Summary
The Presidential Task Force on Project Economic Justice–In 1985, Center for Economic and Social Justice (CESJ) members initiated and mobilized bipartisan support for Congressional legislation which established the Presidential Task Force on Project Economic Justice under President Ronald Reagan. Project Economic Justice, which was first conceived in a strategy paper authored by CESJ, offered a revolutionary economic alternative to military solutions to regional conflicts in Central America and the Caribbean. Enacted as part of the International Security and Development Cooperation Act of 1985, this legislation created the first presidential task force to be totally funded with private donations and supported by both the U.S. Chamber of Commerce and the AFL-CIO. Former Ambassador to the Organization of American States and the European Community, The Hon. J. William Middendorf II, served as Chairman. CESJ’s president, Norman G. Kurland, served as deputy chairman.
The task force’s 1986 report, High Road to Economic Justice, was America’s first official endorsement of ‘expanded capital ownership’ as a means for achieving economic democracy as the foundation for sustaining a stable political order. Some of the task force’s recommendations were adopted into U.S. foreign policy and were included as one of the World Bank’s ‘market based’ options for debt-equity conversions through employee stock ownership plans (ESOPs). In 1987, CESJ representatives delivered the Presidential Task Force report directly to President Ronald Reagan at a White House ceremony and Pope John Paul II in a private audience at the Vatican.
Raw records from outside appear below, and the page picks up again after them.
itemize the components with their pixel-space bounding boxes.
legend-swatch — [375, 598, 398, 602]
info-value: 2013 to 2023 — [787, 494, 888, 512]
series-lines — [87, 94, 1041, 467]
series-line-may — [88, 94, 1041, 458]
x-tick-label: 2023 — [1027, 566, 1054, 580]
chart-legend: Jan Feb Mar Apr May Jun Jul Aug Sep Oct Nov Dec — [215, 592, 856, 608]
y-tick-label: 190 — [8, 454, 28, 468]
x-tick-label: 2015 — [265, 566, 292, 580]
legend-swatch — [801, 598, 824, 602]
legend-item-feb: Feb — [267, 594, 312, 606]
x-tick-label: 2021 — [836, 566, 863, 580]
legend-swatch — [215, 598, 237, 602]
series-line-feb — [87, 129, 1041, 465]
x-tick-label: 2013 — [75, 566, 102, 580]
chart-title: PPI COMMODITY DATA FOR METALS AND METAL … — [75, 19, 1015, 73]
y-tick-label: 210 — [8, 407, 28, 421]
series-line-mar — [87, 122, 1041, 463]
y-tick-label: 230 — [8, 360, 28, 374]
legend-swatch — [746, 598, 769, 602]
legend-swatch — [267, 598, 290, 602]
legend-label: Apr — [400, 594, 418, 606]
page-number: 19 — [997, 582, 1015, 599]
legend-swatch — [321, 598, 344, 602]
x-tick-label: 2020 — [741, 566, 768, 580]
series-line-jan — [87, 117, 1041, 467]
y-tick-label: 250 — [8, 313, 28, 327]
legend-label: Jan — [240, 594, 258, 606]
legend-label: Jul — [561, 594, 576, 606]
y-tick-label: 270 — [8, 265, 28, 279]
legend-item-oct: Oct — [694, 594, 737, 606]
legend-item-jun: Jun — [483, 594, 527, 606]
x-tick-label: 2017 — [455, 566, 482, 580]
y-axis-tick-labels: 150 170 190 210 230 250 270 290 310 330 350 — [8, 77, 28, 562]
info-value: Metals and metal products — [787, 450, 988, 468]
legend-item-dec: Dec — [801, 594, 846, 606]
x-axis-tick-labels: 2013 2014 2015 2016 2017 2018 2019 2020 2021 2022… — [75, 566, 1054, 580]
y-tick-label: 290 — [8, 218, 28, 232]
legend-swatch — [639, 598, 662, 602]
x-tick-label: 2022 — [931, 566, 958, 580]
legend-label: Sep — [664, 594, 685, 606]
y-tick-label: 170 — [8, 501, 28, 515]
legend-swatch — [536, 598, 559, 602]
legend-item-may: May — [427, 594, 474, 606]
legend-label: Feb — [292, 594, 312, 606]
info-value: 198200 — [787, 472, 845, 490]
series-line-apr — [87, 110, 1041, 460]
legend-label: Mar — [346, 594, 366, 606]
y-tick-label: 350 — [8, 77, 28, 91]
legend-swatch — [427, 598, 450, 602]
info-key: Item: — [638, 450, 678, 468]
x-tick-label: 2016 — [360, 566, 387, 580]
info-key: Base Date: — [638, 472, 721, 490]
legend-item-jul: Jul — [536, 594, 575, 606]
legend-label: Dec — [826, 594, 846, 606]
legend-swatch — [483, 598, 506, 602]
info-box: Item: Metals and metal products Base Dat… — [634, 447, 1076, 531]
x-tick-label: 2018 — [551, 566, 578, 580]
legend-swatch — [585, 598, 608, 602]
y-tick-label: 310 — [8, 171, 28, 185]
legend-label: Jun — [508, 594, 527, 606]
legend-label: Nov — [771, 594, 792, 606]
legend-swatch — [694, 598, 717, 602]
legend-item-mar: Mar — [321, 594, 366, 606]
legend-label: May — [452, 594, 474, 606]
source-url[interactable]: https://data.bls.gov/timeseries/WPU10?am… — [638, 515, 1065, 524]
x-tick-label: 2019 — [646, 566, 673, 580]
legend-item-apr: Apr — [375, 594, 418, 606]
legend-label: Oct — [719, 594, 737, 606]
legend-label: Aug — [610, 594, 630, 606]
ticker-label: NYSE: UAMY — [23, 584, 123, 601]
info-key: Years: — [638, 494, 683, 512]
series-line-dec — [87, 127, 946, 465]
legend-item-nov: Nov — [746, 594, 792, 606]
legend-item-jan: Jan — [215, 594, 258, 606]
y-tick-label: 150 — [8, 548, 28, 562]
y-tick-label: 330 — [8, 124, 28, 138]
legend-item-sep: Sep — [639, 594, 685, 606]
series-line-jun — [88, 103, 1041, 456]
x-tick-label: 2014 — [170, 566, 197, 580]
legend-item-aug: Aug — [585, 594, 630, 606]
In 1988, CESJ members and friends funded the Polish translation of Every Worker an Owner. This CESJ compendium on the concepts, techniques, and policies of expanded share ownership served as the orientation book for the Presidential Task Force. Forty thousand copies of the Polish translation were distributed throughout Solidarity channels in Poland prior to the dismantling of the Soviet Union.
CESJ’s Every Worker an Owner was sent under cover letter in May 1988 by USAID Administrator Alan Woods to every USAID mission around the world.